"I hate to sound glib here, but ... we were due for a decline. We just were," the "Mad Money" host said. "Markets do not go up in a straight line."
Cramer noted that, on average, 5-percent pullbacks occur at least three times a year. Monday's weakness led the market to close down 8 percent from its high on Jan. 26.
"Despite the large, scary red numbers you see on your screen, the truth is that these things happen. You've got to be ready for them ... at all times," Cramer said.
First, Cramer analyzed the causes of the sell-off. Bullish exuberance, rising interest rates, declines in key stock sectors and weak-handed shareholders all contributed to the losses, but Europe really "got the ball rolling," he said.
"Think of it as the terrifying process that gets us back to more reasonable levels where we can start to have a real advance, not a parabolic move that's destined to be repealed," Cramer said.
As concerned investors wait for some kind of resolution to the relentlessly red tape, Cramer argued that the market's downturn made sense.
So, based on a number of trends he has noticed in the last few months, Cramer compiled a list of six distinct reasons for the sell-off.
In his nearly 40 years of investing, Cramer has noticed one thing about broad-based stock market declines.
"The market bottoms in thirds," the "Mad Money" host told a caller in a sell-off strategy session on Monday. "It pretty much tells you what's going to happen."
Cramer predicted that the first two sectors to bottom would be the banks, dragged down by Wells Fargo after the Federal Reserve placed restrictions on its business, and health care, which has seen more pain than gain of late.
Only then will investors start to see some stability, but that does not mean they should jump at the chance to buy in, Cramer warned.

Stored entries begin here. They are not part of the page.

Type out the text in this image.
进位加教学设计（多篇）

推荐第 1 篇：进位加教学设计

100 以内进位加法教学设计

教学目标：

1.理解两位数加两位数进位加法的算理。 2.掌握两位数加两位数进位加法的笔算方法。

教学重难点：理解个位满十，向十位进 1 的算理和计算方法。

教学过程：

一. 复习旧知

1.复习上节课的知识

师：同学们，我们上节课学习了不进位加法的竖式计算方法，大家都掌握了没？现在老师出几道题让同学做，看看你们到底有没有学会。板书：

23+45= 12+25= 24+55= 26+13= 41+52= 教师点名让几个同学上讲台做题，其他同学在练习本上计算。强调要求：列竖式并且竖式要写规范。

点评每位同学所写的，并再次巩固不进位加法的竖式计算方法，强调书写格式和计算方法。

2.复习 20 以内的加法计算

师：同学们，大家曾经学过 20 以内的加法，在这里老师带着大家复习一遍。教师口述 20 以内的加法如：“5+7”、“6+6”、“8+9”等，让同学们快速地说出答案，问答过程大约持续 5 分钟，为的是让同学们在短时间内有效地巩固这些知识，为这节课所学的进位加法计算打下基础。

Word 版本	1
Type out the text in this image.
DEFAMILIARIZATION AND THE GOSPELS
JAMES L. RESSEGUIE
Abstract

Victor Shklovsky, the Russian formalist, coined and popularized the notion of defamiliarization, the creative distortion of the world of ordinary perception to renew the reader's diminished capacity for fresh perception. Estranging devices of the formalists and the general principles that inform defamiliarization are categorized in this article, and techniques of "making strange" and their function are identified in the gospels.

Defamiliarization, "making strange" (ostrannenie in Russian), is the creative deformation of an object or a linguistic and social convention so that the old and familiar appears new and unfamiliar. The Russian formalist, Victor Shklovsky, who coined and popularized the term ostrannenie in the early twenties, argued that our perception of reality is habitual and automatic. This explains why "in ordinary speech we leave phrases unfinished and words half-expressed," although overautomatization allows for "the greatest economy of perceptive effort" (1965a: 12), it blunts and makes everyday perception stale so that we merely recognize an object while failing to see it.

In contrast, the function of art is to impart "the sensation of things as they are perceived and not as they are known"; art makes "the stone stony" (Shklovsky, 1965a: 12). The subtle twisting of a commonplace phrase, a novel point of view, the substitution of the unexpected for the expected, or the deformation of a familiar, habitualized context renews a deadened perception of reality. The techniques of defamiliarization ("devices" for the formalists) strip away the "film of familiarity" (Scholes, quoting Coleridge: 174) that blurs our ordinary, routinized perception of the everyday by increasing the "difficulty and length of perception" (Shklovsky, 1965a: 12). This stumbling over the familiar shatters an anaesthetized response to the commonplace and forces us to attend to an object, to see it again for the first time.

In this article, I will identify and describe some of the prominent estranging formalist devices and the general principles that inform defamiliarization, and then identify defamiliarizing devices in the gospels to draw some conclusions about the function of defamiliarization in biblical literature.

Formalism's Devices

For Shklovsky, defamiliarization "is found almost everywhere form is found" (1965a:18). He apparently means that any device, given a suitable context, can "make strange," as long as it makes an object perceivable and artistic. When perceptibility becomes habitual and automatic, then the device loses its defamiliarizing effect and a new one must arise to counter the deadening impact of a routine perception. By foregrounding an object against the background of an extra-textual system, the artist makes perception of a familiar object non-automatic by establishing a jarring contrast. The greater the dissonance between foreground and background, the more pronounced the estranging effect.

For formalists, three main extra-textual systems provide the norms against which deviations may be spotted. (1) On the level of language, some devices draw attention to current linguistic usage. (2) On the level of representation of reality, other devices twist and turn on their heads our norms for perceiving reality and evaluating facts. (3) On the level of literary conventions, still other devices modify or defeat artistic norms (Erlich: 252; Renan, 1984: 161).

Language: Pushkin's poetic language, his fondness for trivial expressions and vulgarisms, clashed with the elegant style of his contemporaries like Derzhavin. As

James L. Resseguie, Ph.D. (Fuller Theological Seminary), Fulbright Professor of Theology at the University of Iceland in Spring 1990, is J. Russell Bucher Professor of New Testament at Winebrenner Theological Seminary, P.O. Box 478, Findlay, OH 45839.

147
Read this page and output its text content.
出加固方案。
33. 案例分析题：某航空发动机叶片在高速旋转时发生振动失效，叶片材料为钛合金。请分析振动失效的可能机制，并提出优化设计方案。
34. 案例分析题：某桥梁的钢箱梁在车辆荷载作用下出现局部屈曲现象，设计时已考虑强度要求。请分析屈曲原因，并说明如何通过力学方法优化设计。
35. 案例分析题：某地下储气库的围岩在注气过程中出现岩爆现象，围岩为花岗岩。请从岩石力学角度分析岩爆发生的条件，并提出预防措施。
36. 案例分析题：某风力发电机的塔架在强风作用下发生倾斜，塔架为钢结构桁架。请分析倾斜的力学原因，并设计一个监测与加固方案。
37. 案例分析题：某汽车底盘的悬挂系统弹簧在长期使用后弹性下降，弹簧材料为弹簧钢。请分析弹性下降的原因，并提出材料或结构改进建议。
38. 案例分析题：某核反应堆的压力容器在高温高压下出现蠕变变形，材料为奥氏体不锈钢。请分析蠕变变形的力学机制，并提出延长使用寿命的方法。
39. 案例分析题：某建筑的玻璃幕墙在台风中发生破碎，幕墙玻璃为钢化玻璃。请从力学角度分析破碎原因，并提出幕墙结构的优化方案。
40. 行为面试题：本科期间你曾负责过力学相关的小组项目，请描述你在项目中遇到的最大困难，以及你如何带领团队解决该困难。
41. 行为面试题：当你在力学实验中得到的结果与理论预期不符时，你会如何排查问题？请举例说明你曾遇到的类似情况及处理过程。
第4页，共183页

If you ask Cypress Semiconductor President and CEO Hassane El-Khoury, his chipmaking company is a hidden winner in most of the industries it serves, particularly the internet of things.
"Our automotive outgrew the automotive market," El-Khoury told Cramer on Monday. "We grew 16 percent [in] our auto [segment], which is one of our biggest focus markets. Consumer outgrew. Industrial outgrew. Look at our IoT connectivity. Everything is getting connected. That grew 46 percent from an annualized Q4 '16. Forty-six percent."
But they're not just numbers to El-Khoury. The CEO also explained how end consumers come to interact with Cypress' products, which are featured in everything from wearable devices to connected cars.
"When people get in the car, they want to get the same experience as they do at home in front of their computer, their tablet or any consumer device," El-Khoury said. "You want to get in the car, you want your phone to be connected, you want your media streaming. You want the media to stream from the front to the back so your kids can watch. That's what we enable."
After Monday's brutal sell-off, which Cramer fondly labeled the "Pats crash" after the Philadelphia Eagles' Super Bowl victory over the New England Patriots, the "Mad Money" host didn't bring up his favorite team to gloat.
"I bring it up because it's pertinent," Cramer said. "As the season went on, you could see that this team was different, was special, and in the end, they showed you exactly how an underdog can triumph in the face of adversity. Isn't that what we have right now in the stock market?"
Cramer actually found that he learned some important and translatable lessons from the Eagles: be prepared for the worst, take risks and, most importantly, get your head in the game.
"You make a mistake or you get some bad luck ... you don't moan and groan and say, 'Woe is me,'" Cramer said. "Be like the Eagles and get back up from the turf. Get your head in the game ... no matter what. No woulda, shoulda, coulda. You don't control the luck. You do control the design."
In Cramer's lightning round, he zoomed through his take on some callers' favorite stocks:
Exelixis: "Very good spec. If you have to do a spec, I'll accept that one. I think they've got good technology."